Let’s look at an example. A node can be compared to a neuron. When stimulated, electrical currents are emitted to activate another node or neuron. These are the synapses. And so on, traversing the entire network or, in our analogy, our brain. At the end of this stimulation, a response is generated.
I bet you’ve stubbed your toe and experienced one of the fastest synapses where you swear at people you don’t even know up to the third generation. Or when you smell that food that only your grandmother knew how to make…
In the same way, this is what we aim to achieve with our model: build neurons, which are our nodes, so that they generate or don’t generate stimulation, and in the end, give us a response. But all of this involves the execution of complex mathematical calculations, where we try to identify patterns and then decide whether there are sufficient reasons to pass the stimulus forward or not.
Look at the image below. It’s a classification model, just like the one being constructed in this project. However, here, the algorithm must respond whether the given image is of a cat or a dog. We provide an image of a dog, which is processed, fed into the model, and generates an output that says whether it’s a cat or a dog. While the image is an illustration of what happens, it helps understand the mentioned concepts.

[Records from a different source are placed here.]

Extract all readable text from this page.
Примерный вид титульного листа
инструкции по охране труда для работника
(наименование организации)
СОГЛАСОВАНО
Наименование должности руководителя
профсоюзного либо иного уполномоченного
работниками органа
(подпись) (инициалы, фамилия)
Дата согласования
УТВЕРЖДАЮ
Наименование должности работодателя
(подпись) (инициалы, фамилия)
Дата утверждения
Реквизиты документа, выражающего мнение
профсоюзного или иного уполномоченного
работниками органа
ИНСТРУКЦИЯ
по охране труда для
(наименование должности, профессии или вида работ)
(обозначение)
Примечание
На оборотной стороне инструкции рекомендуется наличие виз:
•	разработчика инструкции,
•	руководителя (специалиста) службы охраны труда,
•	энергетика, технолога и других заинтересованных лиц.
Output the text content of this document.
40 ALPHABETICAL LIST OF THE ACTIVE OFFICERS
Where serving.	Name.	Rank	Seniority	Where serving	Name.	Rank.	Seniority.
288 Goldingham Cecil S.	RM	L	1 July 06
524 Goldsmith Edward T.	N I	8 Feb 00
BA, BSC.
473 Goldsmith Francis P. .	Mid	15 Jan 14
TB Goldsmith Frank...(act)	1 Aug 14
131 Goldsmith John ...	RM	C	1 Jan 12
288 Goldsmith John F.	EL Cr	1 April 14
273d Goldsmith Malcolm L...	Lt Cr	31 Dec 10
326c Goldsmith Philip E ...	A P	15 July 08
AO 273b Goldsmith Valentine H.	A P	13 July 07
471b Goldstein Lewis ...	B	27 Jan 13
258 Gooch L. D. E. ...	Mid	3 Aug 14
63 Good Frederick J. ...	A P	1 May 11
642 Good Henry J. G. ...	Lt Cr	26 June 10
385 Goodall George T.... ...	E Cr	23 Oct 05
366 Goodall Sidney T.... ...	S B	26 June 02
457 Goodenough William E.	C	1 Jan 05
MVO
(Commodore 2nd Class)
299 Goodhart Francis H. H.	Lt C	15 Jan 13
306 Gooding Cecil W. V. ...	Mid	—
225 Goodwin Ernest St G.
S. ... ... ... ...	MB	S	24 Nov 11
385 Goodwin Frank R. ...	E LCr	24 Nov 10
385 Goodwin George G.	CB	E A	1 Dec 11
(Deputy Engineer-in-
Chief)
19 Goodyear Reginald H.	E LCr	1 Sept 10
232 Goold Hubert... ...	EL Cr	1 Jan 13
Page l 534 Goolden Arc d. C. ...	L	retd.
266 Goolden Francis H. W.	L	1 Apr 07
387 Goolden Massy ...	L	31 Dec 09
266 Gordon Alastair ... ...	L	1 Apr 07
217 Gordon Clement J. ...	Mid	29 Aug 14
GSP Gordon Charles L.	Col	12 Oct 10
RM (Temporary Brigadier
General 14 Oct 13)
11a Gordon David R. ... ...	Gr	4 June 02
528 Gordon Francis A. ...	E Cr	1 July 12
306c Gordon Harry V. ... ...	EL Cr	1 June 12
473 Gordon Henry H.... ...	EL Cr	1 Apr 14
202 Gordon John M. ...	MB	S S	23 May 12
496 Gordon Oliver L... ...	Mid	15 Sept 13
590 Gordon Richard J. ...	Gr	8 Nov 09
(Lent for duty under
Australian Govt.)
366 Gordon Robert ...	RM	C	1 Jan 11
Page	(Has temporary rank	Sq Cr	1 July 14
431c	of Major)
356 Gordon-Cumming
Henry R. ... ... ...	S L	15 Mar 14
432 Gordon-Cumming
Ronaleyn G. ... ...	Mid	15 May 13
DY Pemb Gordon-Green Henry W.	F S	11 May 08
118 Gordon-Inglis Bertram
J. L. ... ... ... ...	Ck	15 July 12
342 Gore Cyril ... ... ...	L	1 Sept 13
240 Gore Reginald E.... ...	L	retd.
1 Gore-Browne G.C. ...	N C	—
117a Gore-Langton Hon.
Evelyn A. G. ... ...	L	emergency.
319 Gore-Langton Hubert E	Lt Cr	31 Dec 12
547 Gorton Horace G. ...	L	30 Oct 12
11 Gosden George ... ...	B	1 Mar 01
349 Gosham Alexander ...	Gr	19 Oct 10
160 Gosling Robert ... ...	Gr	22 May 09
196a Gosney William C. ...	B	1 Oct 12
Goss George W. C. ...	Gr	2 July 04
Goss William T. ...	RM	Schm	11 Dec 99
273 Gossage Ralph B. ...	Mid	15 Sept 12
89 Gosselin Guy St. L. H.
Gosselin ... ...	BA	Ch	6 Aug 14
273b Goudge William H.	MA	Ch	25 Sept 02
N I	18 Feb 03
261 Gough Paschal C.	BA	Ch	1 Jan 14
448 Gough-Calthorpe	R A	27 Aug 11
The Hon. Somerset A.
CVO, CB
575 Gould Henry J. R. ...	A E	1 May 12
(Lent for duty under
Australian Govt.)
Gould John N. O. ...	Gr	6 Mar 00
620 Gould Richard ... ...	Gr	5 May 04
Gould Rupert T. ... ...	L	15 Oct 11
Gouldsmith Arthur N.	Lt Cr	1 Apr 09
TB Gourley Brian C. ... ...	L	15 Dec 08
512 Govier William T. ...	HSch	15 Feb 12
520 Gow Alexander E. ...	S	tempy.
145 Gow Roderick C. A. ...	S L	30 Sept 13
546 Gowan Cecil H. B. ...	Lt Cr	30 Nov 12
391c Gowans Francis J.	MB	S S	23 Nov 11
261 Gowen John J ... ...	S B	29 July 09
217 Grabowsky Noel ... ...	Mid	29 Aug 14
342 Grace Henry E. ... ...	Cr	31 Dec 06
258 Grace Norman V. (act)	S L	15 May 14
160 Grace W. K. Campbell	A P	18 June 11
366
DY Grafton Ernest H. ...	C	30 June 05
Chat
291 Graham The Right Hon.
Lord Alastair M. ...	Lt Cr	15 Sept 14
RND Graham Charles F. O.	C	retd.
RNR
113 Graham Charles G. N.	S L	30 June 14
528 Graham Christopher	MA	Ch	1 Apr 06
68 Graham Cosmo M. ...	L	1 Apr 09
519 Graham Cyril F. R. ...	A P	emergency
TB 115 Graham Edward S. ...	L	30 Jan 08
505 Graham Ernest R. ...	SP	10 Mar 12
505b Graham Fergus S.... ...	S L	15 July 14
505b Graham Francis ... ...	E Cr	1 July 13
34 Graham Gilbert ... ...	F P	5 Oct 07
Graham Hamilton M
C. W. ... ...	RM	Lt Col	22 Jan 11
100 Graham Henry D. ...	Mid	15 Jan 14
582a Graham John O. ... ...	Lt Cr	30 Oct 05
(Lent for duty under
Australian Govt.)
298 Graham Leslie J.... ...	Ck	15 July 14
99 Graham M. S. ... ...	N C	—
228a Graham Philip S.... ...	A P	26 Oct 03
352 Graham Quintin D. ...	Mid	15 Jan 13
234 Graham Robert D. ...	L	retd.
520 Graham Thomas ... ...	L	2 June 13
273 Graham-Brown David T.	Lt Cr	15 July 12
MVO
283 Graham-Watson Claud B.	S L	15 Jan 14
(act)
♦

In a more comprehensive manner, we can say that data is fed into the neural network through the input layer, which then communicates between the hidden layers. It’s in these layers that data is processed and weighted. In other words, data is computed with different coefficients that generate specific results based on the input assigned to the model. In the end, everything is summed up, and the result passes through the activation function. Depending on the result, it will either activate the next node or not, and so on. Each activation or non-activation of a node helps the model determine the final outcome.
11. Why TensorFlow?
TensorFlow is an open-source machine learning library developed by the Google Brain Team. Its features, such as working with tensors, handling large volumes of data, and its flexibility in building and training advanced machine learning models using a wide variety of tools, make it one of the best libraries for developing deep learning models.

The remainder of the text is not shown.